When Ciro D’Agostino was growing up just outside of Naples in Italy, his dream was to grow up and own his own restaurant. He dreamed of a place he could call his own, where his friends would gather to eat and talk and enjoy each other’s company.
“I wanted to have a restaurant filled with people,” he said. “And that’s stayed with me.”
When Ciro Restaurante opened its doors Jan. 13 in the Stone Ridge Village Center, D’Agostino’s life-long journey came to an end.
“This really is his dream come true,” Michelle McDonald, the restaurant’s manager, said.
As D’Agostino stands behind the bar in the restaurant, he gestures towards the dining room, the look of pride is clear in his eyes.
“This was an idea I always had, put into practice,” he said. “Everything in life, it doesn’t matter what it is, behind everything we see, everything started with an idea.”
D’AGOSTINO HAS BEEN in the family restaurant business since he was 16 when he went to work in his brother’s restaurant. By the age of 18, he was a partner.
“I have been in the family restaurant business for more than 30 years,” he said.
Indeed, local restaurants are a family business. His brother is the owner of Tony’s New York Pizza, the popular Italian restaurant in Fairfax’s Fair Lakes Shopping Center, and D’Agostino has his own pizzeria in Centreville, Ciro’s New York Pizza.
But when he was in Naples with a friend a few years ago, the two visited a restaurant owned by another of D’Agostino’s friends. The two were in the kitchen of the restaurant, trying various foods, when his friend asked D’Agostino a simple question.
“He asked me, ‘Why don’t you open a restaurant with these flavors?’” D’Agostino said. “And that’s where this restaurant started.”
In 2002, D’Agostino started researching restaurants in the area, eating dinners, visiting locations, looking through menus, and trying to figure what kind of Italian restaurant he could offer.
“With all modesty, I felt I could offer customers something better than what is out there,” he said.
D’Agostino settled on the Stone Ridge Village Center for his restaurant almost by accident. He used to ride his motorcycle along Route 50 and through Loudoun, when he found that the village center had space available.
“I used to ride out here because I love this area so much,” he said. “And now my restaurant is here.”
WHAT SETS CIRO RESTAURANTE apart from other restaurants, D’Agostino said, is the feeling that is behind the food.
“I do this with passion,” he said. “I care about these customers.

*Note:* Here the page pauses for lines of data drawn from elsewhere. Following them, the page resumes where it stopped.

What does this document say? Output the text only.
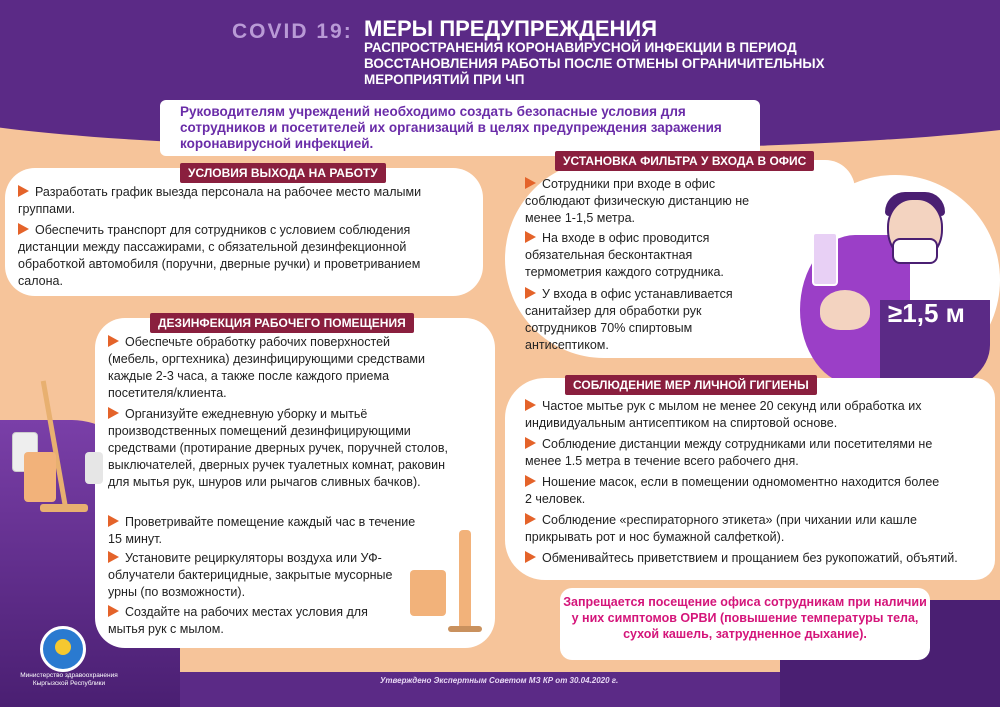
COVID 19: МЕРЫ ПРЕДУПРЕЖДЕНИЯ
РАСПРОСТРАНЕНИЯ КОРОНАВИРУСНОЙ ИНФЕКЦИИ В ПЕРИОД ВОССТАНОВЛЕНИЯ РАБОТЫ ПОСЛЕ ОТМЕНЫ ОГРАНИЧИТЕЛЬНЫХ МЕРОПРИЯТИЙ ПРИ ЧП
Руководителям учреждений необходимо создать безопасные условия для сотрудников и посетителей их организаций в целях предупреждения заражения коронавирусной инфекцией.
УСЛОВИЯ ВЫХОДА НА РАБОТУ
Разработать график выезда персонала на рабочее место малыми группами.
Обеспечить транспорт для сотрудников с условием соблюдения дистанции между пассажирами, с обязательной дезинфекционной обработкой автомобиля (поручни, дверные ручки) и проветриванием салона.
ДЕЗИНФЕКЦИЯ РАБОЧЕГО ПОМЕЩЕНИЯ
Обеспечьте обработку рабочих поверхностей (мебель, оргтехника) дезинфицирующими средствами каждые 2-3 часа, а также после каждого приема посетителя/клиента.
Организуйте ежедневную уборку и мытьё производственных помещений дезинфицирующими средствами (протирание дверных ручек, поручней столов, выключателей, дверных ручек туалетных комнат, раковин для мытья рук, шнуров или рычагов сливных бачков).
Проветривайте помещение каждый час в течение 15 минут.
Установите рециркуляторы воздуха или УФ-облучатели бактерицидные, закрытые мусорные урны (по возможности).
Создайте на рабочих местах условия для мытья рук с мылом.
УСТАНОВКА ФИЛЬТРА У ВХОДА В ОФИС
Сотрудники при входе в офис соблюдают физическую дистанцию не менее 1-1,5 метра.
На входе в офис проводится обязательная бесконтактная термометрия каждого сотрудника.
У входа в офис устанавливается санитайзер для обработки рук сотрудников 70% спиртовым антисептиком.
≥1,5 м
СОБЛЮДЕНИЕ МЕР ЛИЧНОЙ ГИГИЕНЫ
Частое мытье рук с мылом не менее 20 секунд или обработка их индивидуальным антисептиком на спиртовой основе.
Соблюдение дистанции между сотрудниками или посетителями не менее 1.5 метра в течение всего рабочего дня.
Ношение масок, если в помещении одномоментно находится более 2 человек.
Соблюдение «респираторного этикета» (при чихании или кашле прикрывать рот и нос бумажной салфеткой).
Обменивайтесь приветствием и прощанием без рукопожатий, объятий.
Запрещается посещение офиса сотрудникам при наличии у них симптомов ОРВИ (повышение температуры тела, сухой кашель, затрудненное дыхание).
Министерство здравоохранения Кыргызской Республики	Утверждено Экспертным Советом МЗ КР от 30.04.2020 г.
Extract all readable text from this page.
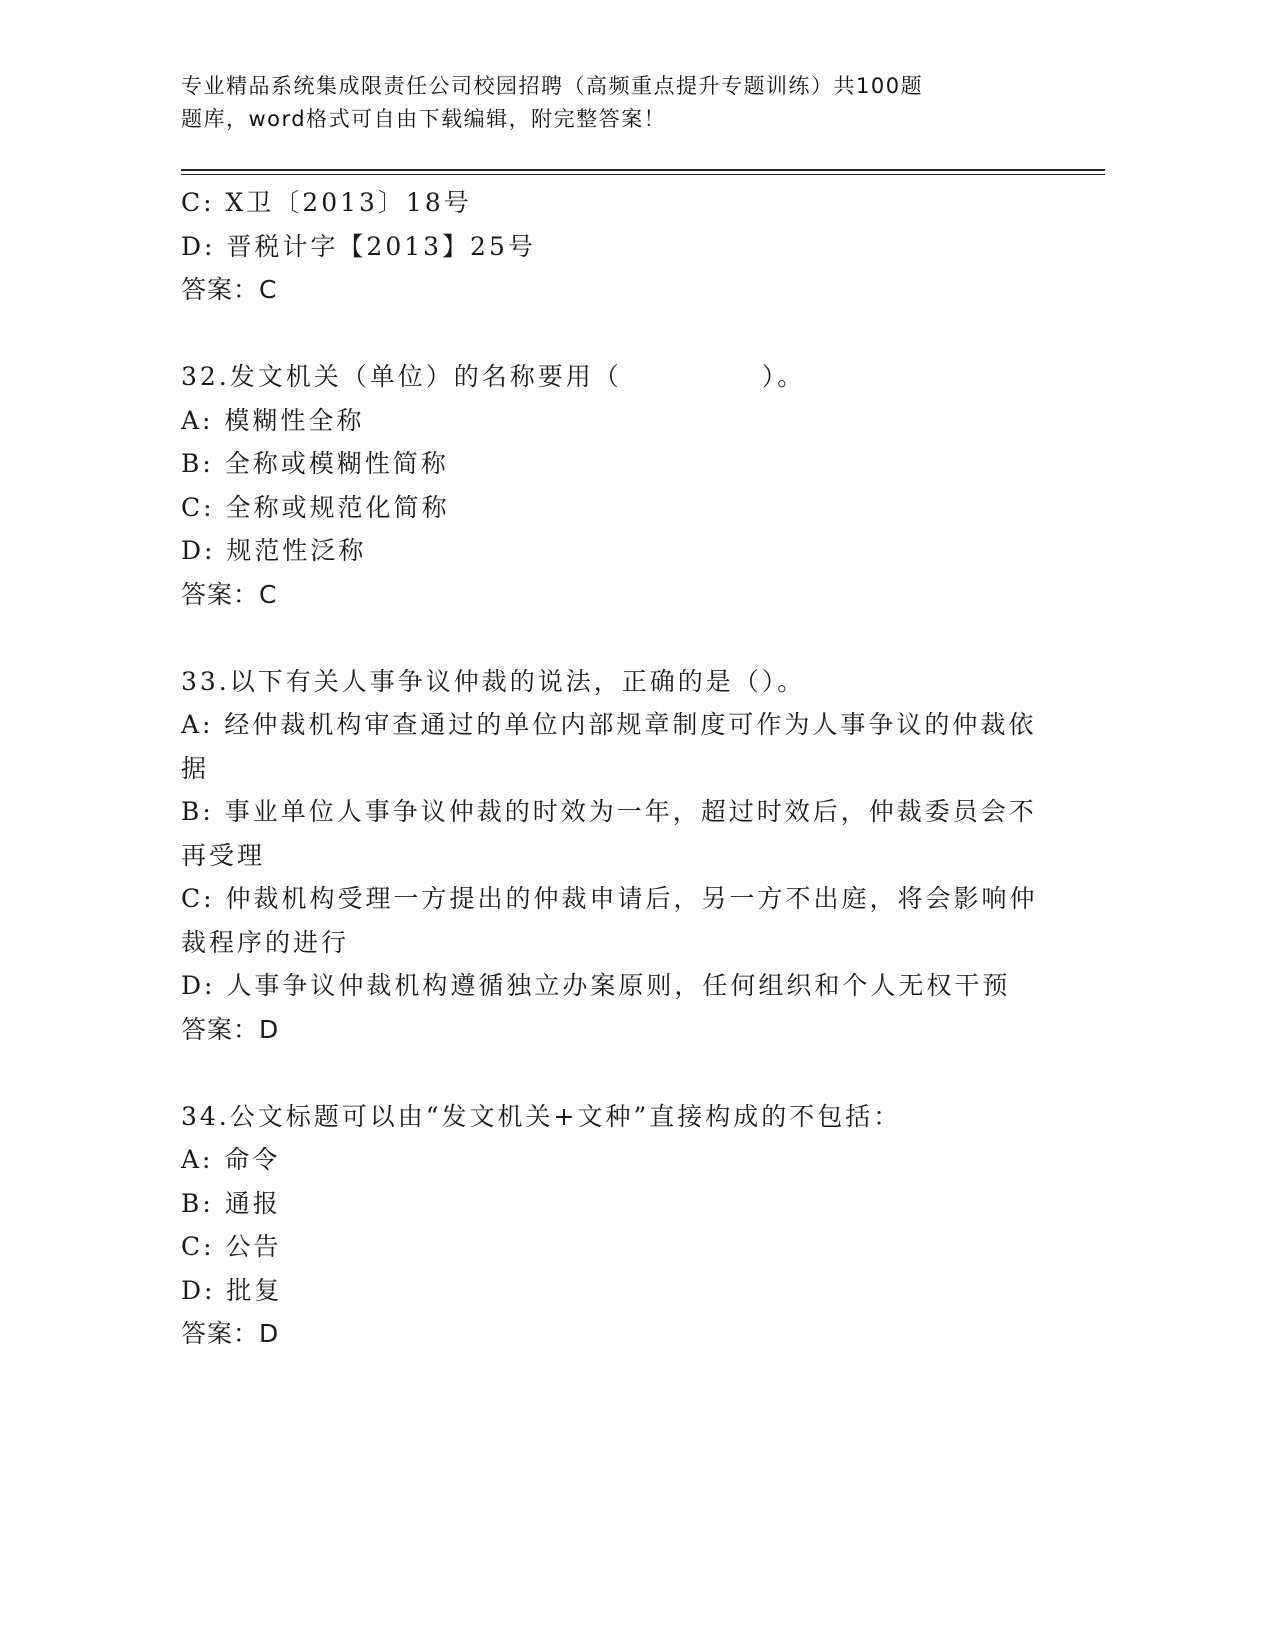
专业精品系统集成限责任公司校园招聘（高频重点提升专题训练）共100题
题库，word格式可自由下载编辑，附完整答案！
C: X卫〔2013〕18号
D: 晋税计字【2013】25号
答案：C
32.发文机关（单位）的名称要用（　　　　　）。
A: 模糊性全称
B: 全称或模糊性简称
C: 全称或规范化简称
D: 规范性泛称
答案：C
33.以下有关人事争议仲裁的说法，正确的是（）。
A: 经仲裁机构审查通过的单位内部规章制度可作为人事争议的仲裁依
据
B: 事业单位人事争议仲裁的时效为一年，超过时效后，仲裁委员会不
再受理
C: 仲裁机构受理一方提出的仲裁申请后，另一方不出庭，将会影响仲
裁程序的进行
D: 人事争议仲裁机构遵循独立办案原则，任何组织和个人无权干预
答案：D
34.公文标题可以由“发文机关+文种”直接构成的不包括：
A: 命令
B: 通报
C: 公告
D: 批复
答案：D
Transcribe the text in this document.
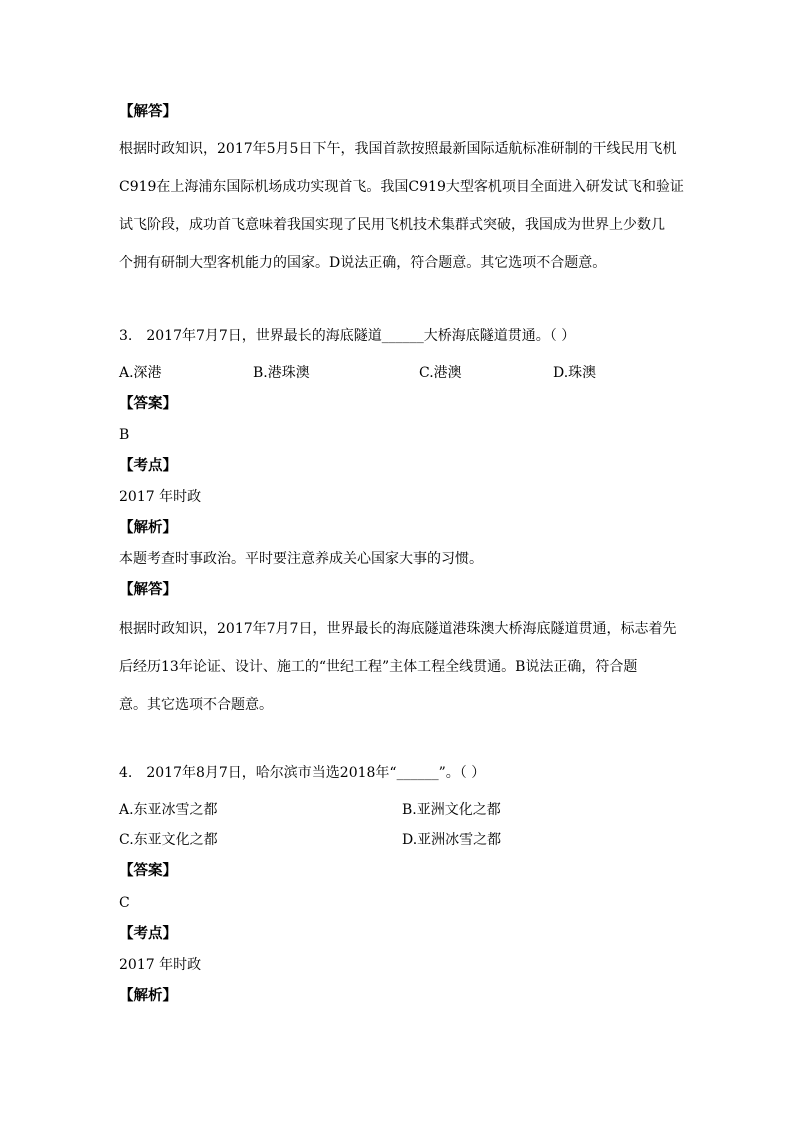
【解答】
根据时政知识，2017年5月5日下午，我国首款按照最新国际适航标准研制的干线民用飞机
C919在上海浦东国际机场成功实现首飞。我国C919大型客机项目全面进入研发试飞和验证
试飞阶段，成功首飞意味着我国实现了民用飞机技术集群式突破，我国成为世界上少数几
个拥有研制大型客机能力的国家。D说法正确，符合题意。其它选项不合题意。
3.　2017年7月7日，世界最长的海底隧道______大桥海底隧道贯通。（ ）
A.深港	B.港珠澳	C.港澳	D.珠澳
【答案】
B
【考点】
2017 年时政
【解析】
本题考查时事政治。平时要注意养成关心国家大事的习惯。
【解答】
根据时政知识，2017年7月7日，世界最长的海底隧道港珠澳大桥海底隧道贯通，标志着先
后经历13年论证、设计、施工的“世纪工程”主体工程全线贯通。B说法正确，符合题
意。其它选项不合题意。
4.　2017年8月7日，哈尔滨市当选2018年“______”。（ ）
A.东亚冰雪之都	B.亚洲文化之都
C.东亚文化之都	D.亚洲冰雪之都
【答案】
C
【考点】
2017 年时政
【解析】
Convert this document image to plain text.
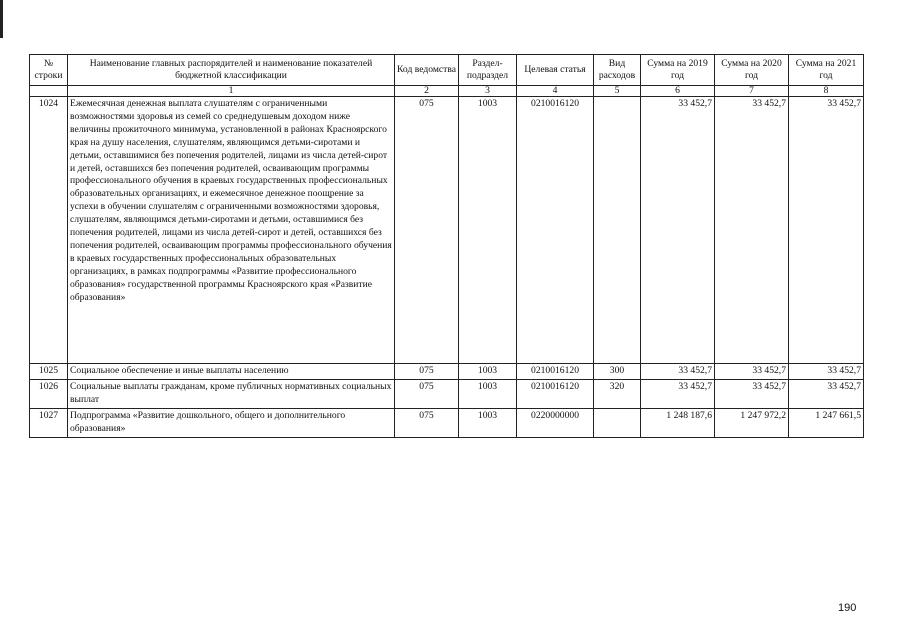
№ строки	Наименование главных распорядителей и наименование показателей бюджетной классификации	Код ведомства	Раздел-подраздел	Целевая статья	Вид расходов	Сумма на 2019 год	Сумма на 2020 год	Сумма на 2021 год
	1	2	3	4	5	6	7	8
1024	Ежемесячная денежная выплата слушателям с ограниченными возможностями здоровья из семей со среднедушевым доходом ниже величины прожиточного минимума, установленной в районах Красноярского края на душу населения, слушателям, являющимся детьми-сиротами и детьми, оставшимися без попечения родителей, лицами из числа детей-сирот и детей, оставшихся без попечения родителей, осваивающим программы профессионального обучения в краевых государственных профессиональных образовательных организациях, и ежемесячное денежное поощрение за успехи в обучении слушателям с ограниченными возможностями здоровья, слушателям, являющимся детьми-сиротами и детьми, оставшимися без попечения родителей, лицами из числа детей-сирот и детей, оставшихся без попечения родителей, осваивающим программы профессионального обучения в краевых государственных профессиональных образовательных организациях, в рамках подпрограммы «Развитие профессионального образования» государственной программы Красноярского края «Развитие образования»	075	1003	0210016120		33 452,7	33 452,7	33 452,7
1025	Социальное обеспечение и иные выплаты населению	075	1003	0210016120	300	33 452,7	33 452,7	33 452,7
1026	Социальные выплаты гражданам, кроме публичных нормативных социальных выплат	075	1003	0210016120	320	33 452,7	33 452,7	33 452,7
1027	Подпрограмма «Развитие дошкольного, общего и дополнительного образования»	075	1003	0220000000		1 248 187,6	1 247 972,2	1 247 661,5
190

I care if the food goes out and is perfect because it is my name on the sign out front.”
D’Agostino said that his “sense of life” is what drives his restaurant, his dedication to food and to the people he serves.
“This is very personal to me. I am in this business just because I love what I do,” he said. “Money is only a means to an end. Honestly, we will really be a success and very proud when people leave this restaurant happy.”
D’AGOSTINO AND CHEF DANIEL GUTIERREZ put the same passion into Ciro Restaurante’s food as they do into the restaurant itself. For the two months before the restaurant opened, the two spent every evening trying different foods to figure out what would be best for the menu. Gutierrez’s received his training from Le Cordon Bleu in Paris and D’Agostino wanted to combine Gutierrez’s French food with his Italian to create the perfect blend.
“With his academic knowledge, his potential and my passion for food, we can create something really wonderful,” D’Agostino said.
“That’s why the cooking is so tasteful, so good, because we blend so well,” Gutierrez said. “Even the aroma has to match the food.”
Gutierrez said the blending of food allows him to create some unusual dishes and will help to give guests a truly unique experience.
“They’re going to love the food,” he said. “They’re going to get good quality and a lot of fresh things.”
WHILE THE RESTAURANT is designed for fine dining with high-quality food, Ciro Restaurante is anything but stuffy, D’Agostino said.
“We have the same spirit here as we do [at the pizzeria] in Centreville,” he said. “The majority of my customers are friends. They feel comfortable here.”
The restaurant will serve dinner with white tablecloths and lunch in a more relaxed atmosphere.
“Lunch would be perfect for families or children,” he said. In addition, personal pizzas and a few other menu items are available for people to order and carry out.
In addition to the regular menu, Gutierrez makes specials meals, such as veal chops or lobster, which will run for several days at a time.
“Because everything is fresh, we can adjust to meet people’s allergies or dietary needs,” Gutierrez said.
The personal attention on the menu is only the beginning, D’Agostino said. He hopes to be able to give the people of Loudoun a place where they can go for good food and a comfortable atmosphere, whether it is for a special celebration or just a night out to eat.
“Behind the creation of this restaurant is the idea of something special,” he said. “To offer something special to the people who come here.”